The neighborhood mascot disappointingly watching his comrades leave for school.  Source: 1972 calendar from the Wisconsin State Historical Society.
The neighborhood mascot disappointingly watching his comrades leave for school. Source: 1972 calendar from the Wisconsin State Historical Society.

The Top Four Villians

The Dog Catcher: Most people kept their dog under control, but there was usually some neighborhood mutt that was allowed to run around. Usually he joined your neighborhood gang of kids from time to time and injected comedy relief - like tackling someone during sandlot football. He also had a knack for showing up when the ice cream truck came around. He would go missing for a couple of days and word got out that the dog catcher got him. Fortunately his owners would bail him out and your ad hoc mascot would return.

Old People: Old people tended to be crabby and saw themselves as self deputized law enforcement. They informed you of legal matters - like not cutting through the vacant lot, not being able to play catch with a hardball in the park, or yelling at the neighborhood mutt to get out of their yard. Old people were suspected of colluding with the dog catcher. Grandparents were exempt from being old people.

The Eye Doctor: It wasn't the eye doctor who was the villain directly; it was his assistant who put drops in your eyes to get them to dialate. In the 1960's it took an endless series of eye drops applied over a half hour period to get your eyes to dialate properly. Most of the drops burned and seemed to take forever to leave the bottle and hit your eye. You were certain this treatment was employed by the Japanese during WWII.
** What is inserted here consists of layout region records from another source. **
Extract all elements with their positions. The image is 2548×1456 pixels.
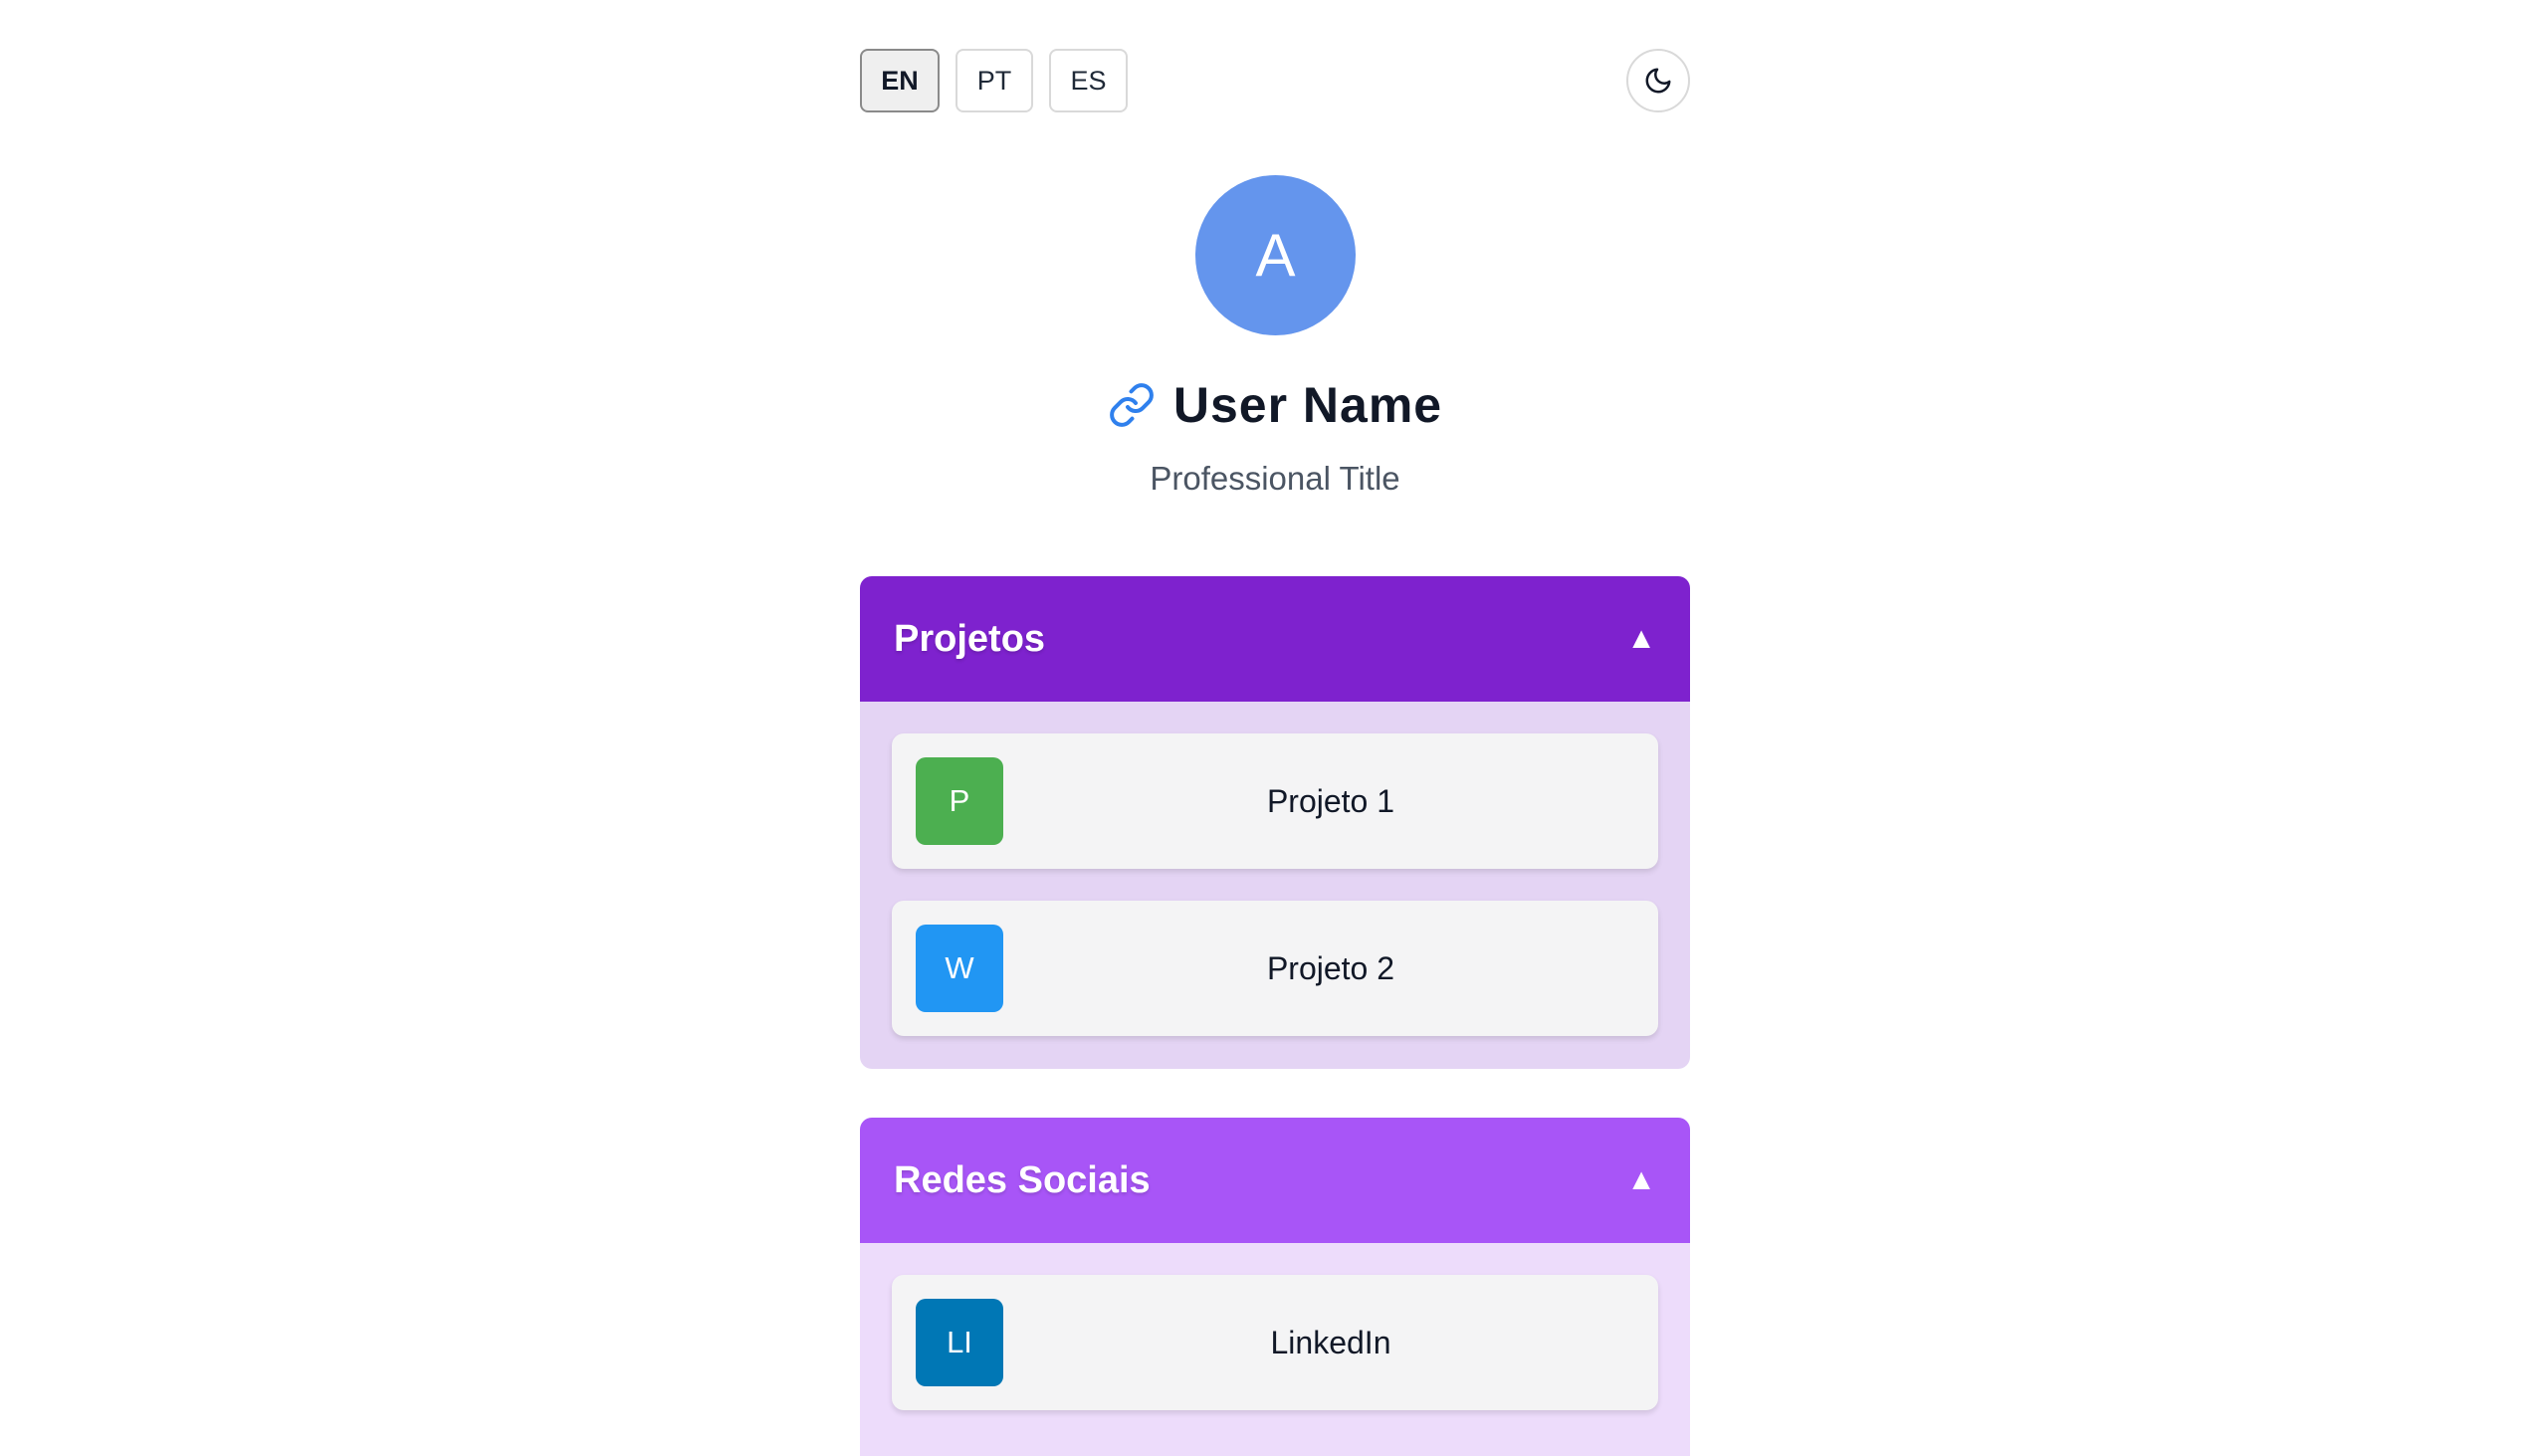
- list-item-projeto-2[interactable]: W Projeto 2: [892, 901, 1658, 1036]
- list-item-linkedin[interactable]: LI LinkedIn: [892, 1275, 1658, 1410]
- section-title: Redes Sociais: [894, 1158, 1151, 1201]
- section-projects-header[interactable]: Projetos ▲: [860, 576, 1690, 702]
- item-badge: P: [916, 757, 1003, 845]
- lang-button-es[interactable]: ES: [1049, 49, 1128, 112]
- item-badge-text: W: [945, 950, 974, 985]
- collapse-arrow-icon[interactable]: ▲: [1626, 622, 1656, 656]
- section-projects-body: P Projeto 1 W Projeto 2: [860, 702, 1690, 1036]
- list-item-projeto-1[interactable]: P Projeto 1: [892, 733, 1658, 869]
- link-icon[interactable]: [1108, 381, 1156, 429]
- collapse-arrow-icon[interactable]: ▲: [1626, 1163, 1656, 1197]
- section-social: Redes Sociais ▲ LI LinkedIn: [860, 1118, 1690, 1456]
- item-label: Projeto 2: [1266, 949, 1395, 986]
- page-container: EN PT ES A User Name Professional Title …: [860, 0, 1690, 1456]
- avatar-letter: A: [1255, 222, 1296, 289]
- profile-name-row: User Name: [860, 370, 1690, 440]
- top-bar: EN PT ES: [860, 49, 1690, 112]
- item-badge-text: LI: [947, 1325, 972, 1359]
- section-title: Projetos: [894, 617, 1046, 660]
- lang-button-en[interactable]: EN: [860, 49, 940, 112]
- section-social-body: LI LinkedIn: [860, 1243, 1690, 1410]
- item-badge: LI: [916, 1299, 1003, 1386]
- lang-button-pt[interactable]: PT: [956, 49, 1033, 112]
- profile-title: Professional Title: [1150, 460, 1400, 497]
- item-label: Projeto 1: [1266, 782, 1395, 819]
- profile-name: User Name: [1172, 377, 1443, 433]
- item-badge-text: P: [949, 783, 970, 818]
- moon-icon: [1643, 66, 1673, 96]
- item-badge: W: [916, 925, 1003, 1012]
- theme-toggle-button[interactable]: [1626, 49, 1690, 112]
- section-projects: Projetos ▲ P Projeto 1 W Projeto 2: [860, 576, 1690, 1069]
- item-label: LinkedIn: [1270, 1324, 1391, 1360]
- section-social-header[interactable]: Redes Sociais ▲: [860, 1118, 1690, 1243]
- avatar: A: [1195, 175, 1356, 335]
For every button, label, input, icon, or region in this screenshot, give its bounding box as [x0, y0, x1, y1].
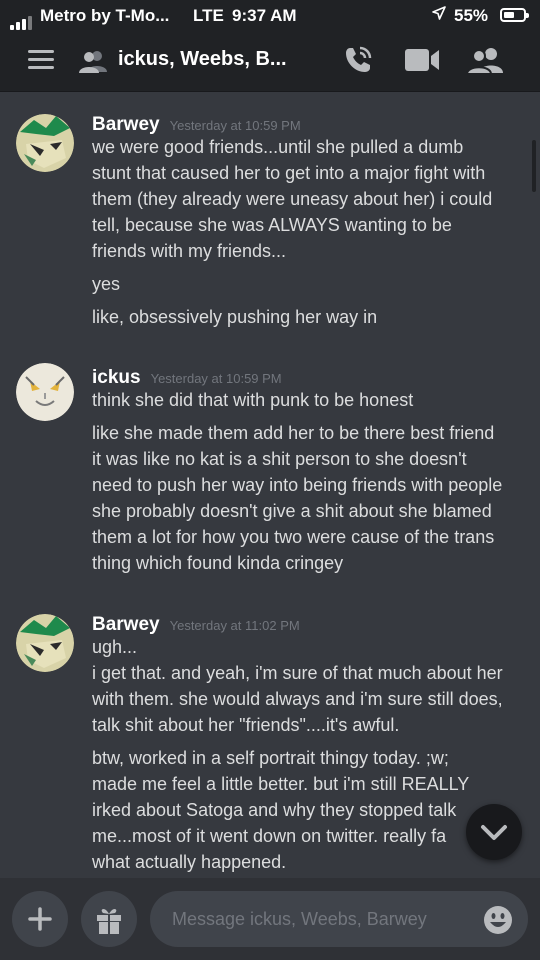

The Snow Plow Driver: Every kid loved a snow day that cancelled school. If the weather was too cold you stayed inside and played games. If not, it was a huge neighborhood rally of making snowmen and building snow forts. The snow plow driver just hastened the inevitable of going back to school. He was openly booed when driving by. When you got old enough to shovel the driveway, the snow plow driver became even more of a villain because he made a berm of snow at the end of your driveway from plowing the street.